OK, I have a fair amount of experience with two channel systems with and without subs, but am putting together 
My first HT system and need advice.

I have a used set of NHT Classic 4's with Classic 3 Center Absolute Zero rear channels. I am using a Yamaha
1030 Avantage HT receiver and using the biamp option to drive the Classic 4's. The room is 12x17x8, TV on the wider wall. The amp is rated I believe 110 wpc and does drive 4ohms at I believe 165 watts so there is some
headroom there.

The sound is outstanding, but I had expected more from the bass. The Classic 4's have 10" drivers that deliver into the 30's. I have not one any tweaking yet, just used the YPAO mic setup.

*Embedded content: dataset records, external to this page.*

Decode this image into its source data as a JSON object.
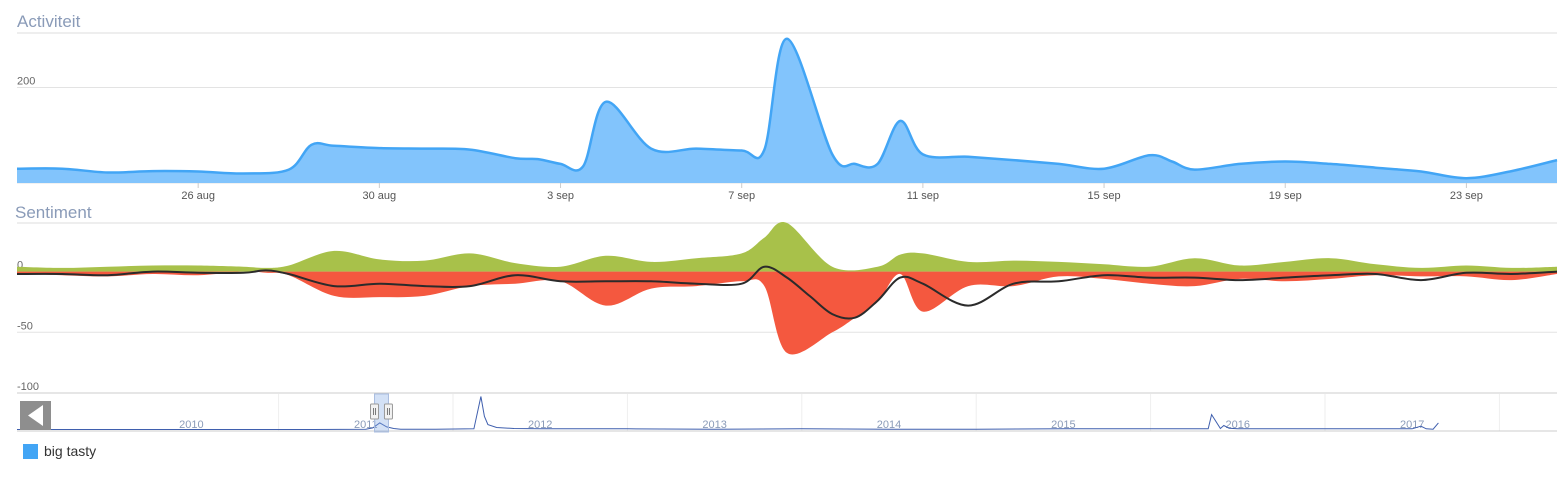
{
  "colors": {
    "activity": "#42a5f5",
    "activity_fill": "#82c4fc",
    "positive": "#a8c14a",
    "negative": "#f4583f",
    "net_line": "#2b2b2b",
    "navigator_line": "#3f5fae",
    "title": "#8a9bb8"
  },
  "chart_data": [
    {
      "type": "area",
      "title": "Activiteit",
      "x_unit": "day",
      "x_labels": [
        "26 aug",
        "30 aug",
        "3 sep",
        "7 sep",
        "11 sep",
        "15 sep",
        "19 sep",
        "23 sep"
      ],
      "x_label_positions": [
        5,
        9,
        13,
        17,
        21,
        25,
        29,
        33
      ],
      "x_range": [
        1,
        35
      ],
      "yticks": [
        0,
        200
      ],
      "ylim": [
        0,
        310
      ],
      "series": [
        {
          "name": "big tasty",
          "x": [
            1,
            2,
            3,
            4,
            5,
            6,
            7,
            7.5,
            8,
            9,
            10,
            11,
            12,
            12.5,
            13,
            13.5,
            14,
            15,
            16,
            17,
            17.5,
            18,
            19,
            19.5,
            20,
            20.5,
            21,
            22,
            23,
            24,
            25,
            26,
            26.5,
            27,
            28,
            29,
            30,
            31,
            32,
            33,
            34,
            35
          ],
          "values": [
            30,
            30,
            22,
            25,
            24,
            20,
            28,
            80,
            78,
            73,
            72,
            70,
            52,
            50,
            40,
            35,
            170,
            72,
            72,
            68,
            70,
            302,
            60,
            40,
            40,
            130,
            60,
            55,
            48,
            40,
            30,
            58,
            45,
            28,
            40,
            45,
            40,
            32,
            24,
            10,
            25,
            48
          ]
        }
      ]
    },
    {
      "type": "area",
      "title": "Sentiment",
      "x_range": [
        1,
        35
      ],
      "yticks": [
        0,
        -50,
        -100
      ],
      "ylim": [
        -100,
        40
      ],
      "series": [
        {
          "x": [
            1,
            2,
            3,
            4,
            5,
            6,
            6.5,
            7,
            8,
            9,
            10,
            11,
            12,
            13,
            14,
            15,
            16,
            17,
            17.5,
            18,
            19,
            20,
            20.5,
            21,
            22,
            23,
            24,
            25,
            26,
            27,
            28,
            29,
            30,
            31,
            32,
            33,
            34,
            35
          ],
          "values": [
            4,
            3,
            4,
            5,
            5,
            4,
            3,
            5,
            17,
            10,
            9,
            15,
            7,
            4,
            13,
            8,
            11,
            15,
            28,
            40,
            4,
            4,
            14,
            15,
            8,
            9,
            8,
            6,
            4,
            11,
            5,
            8,
            11,
            6,
            3,
            5,
            3,
            4
          ]
        },
        {
          "x": [
            1,
            2,
            3,
            4,
            5,
            6,
            6.5,
            7,
            8,
            9,
            10,
            11,
            12,
            13,
            14,
            15,
            16,
            17,
            17.5,
            18,
            19,
            19.5,
            20,
            20.5,
            21,
            22,
            23,
            24,
            25,
            26,
            27,
            28,
            29,
            30,
            31,
            32,
            33,
            34,
            35
          ],
          "values": [
            -2,
            -3,
            -4,
            -2,
            -3,
            0,
            -1,
            -3,
            -20,
            -21,
            -20,
            -12,
            -10,
            -8,
            -28,
            -14,
            -12,
            -8,
            -12,
            -67,
            -50,
            -38,
            -25,
            -2,
            -33,
            -12,
            -12,
            -4,
            -6,
            -10,
            -12,
            -6,
            -8,
            -6,
            -3,
            -4,
            -4,
            -7,
            -2
          ]
        },
        {
          "x": [
            1,
            2,
            3,
            4,
            5,
            6,
            6.5,
            7,
            8,
            9,
            10,
            11,
            12,
            13,
            14,
            15,
            16,
            17,
            17.5,
            18,
            18.5,
            19,
            19.5,
            20,
            20.5,
            21,
            22,
            23,
            24,
            25,
            26,
            27,
            28,
            29,
            30,
            31,
            32,
            33,
            34,
            35
          ],
          "values": [
            -2,
            -2,
            -3,
            0,
            -1,
            -1,
            1,
            -2,
            -12,
            -10,
            -12,
            -12,
            -3,
            -8,
            -8,
            -8,
            -10,
            -10,
            4,
            -5,
            -20,
            -35,
            -38,
            -24,
            -5,
            -10,
            -28,
            -10,
            -8,
            -3,
            -5,
            -5,
            -7,
            -5,
            -3,
            -2,
            -7,
            -1,
            -2,
            0
          ]
        }
      ]
    },
    {
      "type": "line",
      "title": "",
      "x_labels": [
        "2010",
        "2011",
        "2012",
        "2013",
        "2014",
        "2015",
        "2016",
        "2017"
      ],
      "series": [
        {
          "x": [
            2009.5,
            2011.2,
            2011.5,
            2011.54,
            2011.58,
            2011.62,
            2011.66,
            2011.7,
            2011.9,
            2012.12,
            2012.16,
            2012.18,
            2012.2,
            2012.25,
            2012.35,
            2012.5,
            2013.0,
            2013.5,
            2014.0,
            2014.5,
            2015.0,
            2015.5,
            2016.0,
            2016.33,
            2016.35,
            2016.4,
            2016.42,
            2016.45,
            2016.5,
            2017.0,
            2017.5,
            2017.55,
            2017.58,
            2017.62,
            2017.65
          ],
          "values": [
            0,
            0,
            0.01,
            0.05,
            0.2,
            0.08,
            0.03,
            0.01,
            0.01,
            0.02,
            1.0,
            0.4,
            0.15,
            0.06,
            0.03,
            0.02,
            0.02,
            0.01,
            0.02,
            0.01,
            0.01,
            0.02,
            0.02,
            0.02,
            0.45,
            0.03,
            0.12,
            0.04,
            0.02,
            0.02,
            0.02,
            0.1,
            0.02,
            0.01,
            0.2
          ]
        }
      ],
      "selection": [
        2011.55,
        2011.63
      ]
    }
  ],
  "legend": {
    "items": [
      {
        "label": "big tasty"
      }
    ]
  }
}
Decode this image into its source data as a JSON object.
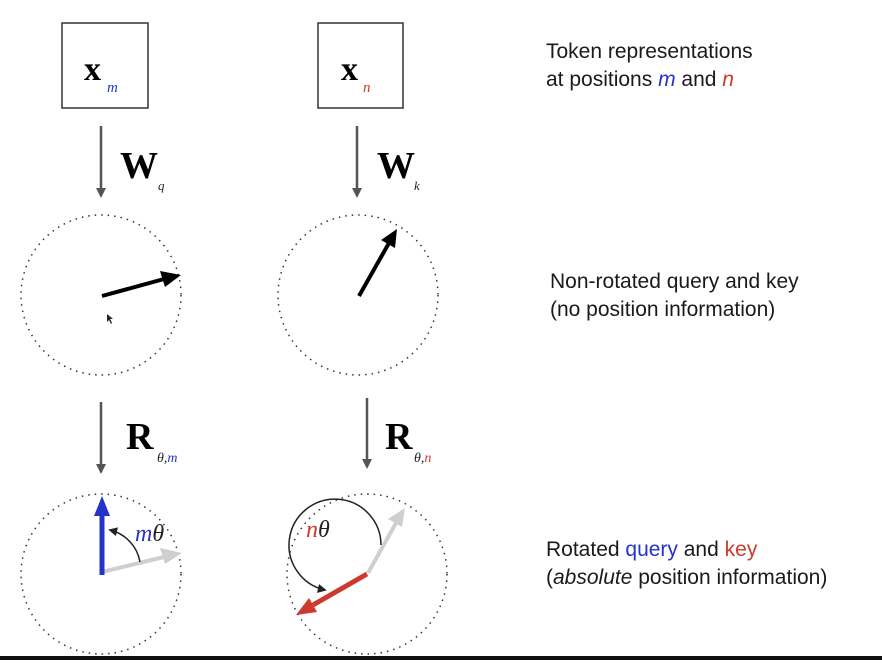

Would a Rythmik LV12r/ Outlaw LV+/ SVS PB2000/ HSU VT3 be adequate, with crossover 

As you can see this is my first post, I have searched a bit but would appreciate any advice. 

Thanks!


----------



## willis7469 (Jan 31, 2014)

I would say that at 1632 cuft, any that you mentioned would be "adequate". Since I'm the first to respond I'll ask for everyone else, what some considerations are, like budget, use preferences,(movies/music) is the room open to any others, and other expectations. All the manufacturers you listed make great products, and have great cust svc. You will get nods by us for all the above, and the more info you give, the more we have to play with! Looking forward to helping!
Will


----------